What is AFR, or Air/Fuel Ratio, in your car?

The air/fuel mixture entering the engine is crucial, because if it's wrong then the engine won't run properly and you'll likely use a whole lot more fuel than you need to. And nobody wants that. Except maybe the oil companies.

The variation in this air/fuel mixture is genrally described as the engine running ‘a bit rich’ or ‘a bit lean’, but what does this actually mean?

Well, when you here people talking about things being ‘rich’ or ‘lean’ they are actually referring to amount of fuel present. This is also known as the air/fuel ratio, or AFR for short.

By ‘a bit rich’ we mean there is too much fuel being fed into the engine, and by ‘a bit lean’ we mean there is not enough fuel, therefore the air/fuel ratio is incorrect and needs adjusting to get the balance right again.

When talking about air/fuel ratios you will also hear people talking quite a lot about something called a stoichiometric mixture, or ‘Lambda 1’.

Both refer to the point at which the air and fuel mixture is perfect for a gasoline engine – it’s just enough fuel to provide a nice, clean, and safe combustion with minimal emissions. This occurs when we have 14.7 parts of air to one part of fuel, or an air/fuel ratio of 14.7:1. Divide the actual AFR by the stoichiometric ratio and you get the Lamba number, which will be 1 if they are both the same, greater than 1 if there is more air than ideal, or less than one if there is too much fuel.

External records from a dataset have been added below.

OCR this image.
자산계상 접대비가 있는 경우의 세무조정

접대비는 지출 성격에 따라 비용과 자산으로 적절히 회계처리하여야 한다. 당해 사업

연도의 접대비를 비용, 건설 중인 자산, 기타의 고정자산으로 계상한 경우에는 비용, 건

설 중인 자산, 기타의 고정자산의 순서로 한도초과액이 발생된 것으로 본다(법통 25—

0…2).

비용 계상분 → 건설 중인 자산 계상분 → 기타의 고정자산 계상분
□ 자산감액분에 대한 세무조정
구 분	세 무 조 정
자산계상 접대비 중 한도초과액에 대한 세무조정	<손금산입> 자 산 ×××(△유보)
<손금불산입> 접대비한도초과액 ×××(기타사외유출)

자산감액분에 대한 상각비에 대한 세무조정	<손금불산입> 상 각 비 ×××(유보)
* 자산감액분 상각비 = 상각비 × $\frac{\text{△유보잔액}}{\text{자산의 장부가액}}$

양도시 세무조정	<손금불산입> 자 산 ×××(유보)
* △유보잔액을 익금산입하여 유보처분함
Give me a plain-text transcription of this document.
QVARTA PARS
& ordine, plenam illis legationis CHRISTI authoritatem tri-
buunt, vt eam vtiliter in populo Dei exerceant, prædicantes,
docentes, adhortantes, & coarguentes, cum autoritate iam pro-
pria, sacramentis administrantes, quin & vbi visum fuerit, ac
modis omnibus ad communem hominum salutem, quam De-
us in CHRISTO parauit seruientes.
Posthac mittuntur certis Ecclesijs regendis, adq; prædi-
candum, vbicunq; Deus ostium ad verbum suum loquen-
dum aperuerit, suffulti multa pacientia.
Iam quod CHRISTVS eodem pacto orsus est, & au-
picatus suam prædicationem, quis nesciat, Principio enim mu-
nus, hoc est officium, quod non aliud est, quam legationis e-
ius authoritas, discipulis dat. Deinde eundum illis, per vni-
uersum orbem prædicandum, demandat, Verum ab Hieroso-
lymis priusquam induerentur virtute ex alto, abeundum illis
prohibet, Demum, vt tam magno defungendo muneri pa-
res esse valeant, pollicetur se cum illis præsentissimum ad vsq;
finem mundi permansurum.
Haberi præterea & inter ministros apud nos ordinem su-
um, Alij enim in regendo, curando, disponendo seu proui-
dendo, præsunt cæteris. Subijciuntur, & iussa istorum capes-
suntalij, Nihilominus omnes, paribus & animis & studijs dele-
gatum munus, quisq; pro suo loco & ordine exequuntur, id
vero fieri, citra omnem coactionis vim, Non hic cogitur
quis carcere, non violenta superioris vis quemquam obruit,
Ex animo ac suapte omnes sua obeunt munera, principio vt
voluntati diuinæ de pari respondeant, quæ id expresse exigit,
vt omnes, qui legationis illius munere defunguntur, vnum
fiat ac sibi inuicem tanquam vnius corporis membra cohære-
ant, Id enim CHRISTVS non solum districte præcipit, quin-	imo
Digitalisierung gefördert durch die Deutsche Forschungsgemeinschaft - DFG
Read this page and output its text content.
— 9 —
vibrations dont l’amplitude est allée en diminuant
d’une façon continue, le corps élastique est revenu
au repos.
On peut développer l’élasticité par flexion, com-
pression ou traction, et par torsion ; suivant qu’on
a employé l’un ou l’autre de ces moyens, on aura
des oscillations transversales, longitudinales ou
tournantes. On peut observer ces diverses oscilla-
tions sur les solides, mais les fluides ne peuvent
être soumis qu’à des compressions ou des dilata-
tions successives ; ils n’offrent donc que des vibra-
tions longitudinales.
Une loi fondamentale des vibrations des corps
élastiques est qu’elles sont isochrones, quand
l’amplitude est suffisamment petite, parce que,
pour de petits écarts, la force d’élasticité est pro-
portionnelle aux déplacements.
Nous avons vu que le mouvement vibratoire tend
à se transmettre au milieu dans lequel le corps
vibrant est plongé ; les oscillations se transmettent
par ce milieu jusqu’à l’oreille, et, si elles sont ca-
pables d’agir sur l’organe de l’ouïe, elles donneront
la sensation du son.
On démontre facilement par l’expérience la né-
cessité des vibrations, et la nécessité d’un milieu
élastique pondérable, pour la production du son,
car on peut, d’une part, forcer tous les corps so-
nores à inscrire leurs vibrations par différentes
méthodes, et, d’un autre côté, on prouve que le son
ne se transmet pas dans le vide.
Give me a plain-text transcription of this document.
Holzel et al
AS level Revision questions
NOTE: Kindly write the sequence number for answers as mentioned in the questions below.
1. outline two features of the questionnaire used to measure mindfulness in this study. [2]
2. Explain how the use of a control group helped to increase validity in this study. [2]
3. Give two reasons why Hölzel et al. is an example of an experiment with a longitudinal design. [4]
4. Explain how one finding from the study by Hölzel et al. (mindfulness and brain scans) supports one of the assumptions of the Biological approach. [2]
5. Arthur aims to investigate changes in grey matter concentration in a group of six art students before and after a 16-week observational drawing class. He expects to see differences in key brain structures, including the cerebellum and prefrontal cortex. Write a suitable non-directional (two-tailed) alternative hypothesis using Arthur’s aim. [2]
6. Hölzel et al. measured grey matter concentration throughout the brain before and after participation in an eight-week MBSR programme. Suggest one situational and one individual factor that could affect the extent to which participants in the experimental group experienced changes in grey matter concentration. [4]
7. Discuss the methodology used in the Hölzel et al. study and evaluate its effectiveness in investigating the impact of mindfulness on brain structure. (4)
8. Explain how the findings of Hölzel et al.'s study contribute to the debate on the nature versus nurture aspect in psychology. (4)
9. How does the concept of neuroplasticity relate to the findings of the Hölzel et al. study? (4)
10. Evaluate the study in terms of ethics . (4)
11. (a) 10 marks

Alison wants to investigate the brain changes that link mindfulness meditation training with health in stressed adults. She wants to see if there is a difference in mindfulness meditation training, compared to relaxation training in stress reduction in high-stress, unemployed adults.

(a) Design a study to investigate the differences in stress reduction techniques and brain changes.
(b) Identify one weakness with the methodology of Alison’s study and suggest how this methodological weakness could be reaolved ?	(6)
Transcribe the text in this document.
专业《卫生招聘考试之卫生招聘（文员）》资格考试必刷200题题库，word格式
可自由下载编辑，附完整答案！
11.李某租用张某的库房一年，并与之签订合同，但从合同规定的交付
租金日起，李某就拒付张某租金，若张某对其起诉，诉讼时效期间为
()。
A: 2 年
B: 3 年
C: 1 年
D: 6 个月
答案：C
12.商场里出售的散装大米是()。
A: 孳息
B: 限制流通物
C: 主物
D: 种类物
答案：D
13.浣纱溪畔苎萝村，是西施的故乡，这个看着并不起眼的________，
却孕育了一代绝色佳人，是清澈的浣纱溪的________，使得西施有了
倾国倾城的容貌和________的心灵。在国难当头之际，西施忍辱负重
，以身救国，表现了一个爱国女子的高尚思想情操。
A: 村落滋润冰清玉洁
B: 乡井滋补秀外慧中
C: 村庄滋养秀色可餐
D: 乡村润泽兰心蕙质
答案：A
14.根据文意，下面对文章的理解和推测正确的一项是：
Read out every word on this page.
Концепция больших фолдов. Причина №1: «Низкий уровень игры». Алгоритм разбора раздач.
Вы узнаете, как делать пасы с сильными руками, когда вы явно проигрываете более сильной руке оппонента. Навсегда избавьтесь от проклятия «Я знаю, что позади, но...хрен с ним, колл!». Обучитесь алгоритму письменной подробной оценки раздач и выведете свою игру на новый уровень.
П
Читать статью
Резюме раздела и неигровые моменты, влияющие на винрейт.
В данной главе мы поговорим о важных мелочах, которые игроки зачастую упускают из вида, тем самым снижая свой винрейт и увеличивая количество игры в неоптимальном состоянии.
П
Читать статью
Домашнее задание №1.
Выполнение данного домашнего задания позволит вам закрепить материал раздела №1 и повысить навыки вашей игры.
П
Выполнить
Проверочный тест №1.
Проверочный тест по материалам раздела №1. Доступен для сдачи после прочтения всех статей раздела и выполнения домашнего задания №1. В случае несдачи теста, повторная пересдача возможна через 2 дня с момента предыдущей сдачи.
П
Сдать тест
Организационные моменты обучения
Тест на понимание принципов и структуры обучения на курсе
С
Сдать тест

The 14.7:1 ratio is perfect for idling and light throttle cruising conditions as it’s the most efficient mixture possible, meaning the best fuel economy and lowest emissions. However when we want the engine to start making more power (when we accelerate, for example) we don’t want efficiency, we want power. Under those conditions we need a different air/fuel ratio, to make more power. Typically, maximum engine power is achieved using an air/fuel ratio of around 12:1.

What is AFR, or Air/Fuel Ratio, in your car?

A modern engine will take information from various different sensors (such as throttle position, mass air flow, and lambda/O2 sensors to name a few) and alter the amount of fuel being delivered to adjust the air/fuel ratio accordingly.

It is important to ensure the air/fuel is correct for your engine at all times. An engine running a rich AFR mixture will result in terrible fuel economy and increased emissions, but a lean AFR can potentially be much worse! A lean mixture will cause a much hotter burn, potentially hot enough to melt pistons and spark plugs, and cause untold amounts of damage to the engine’s internals.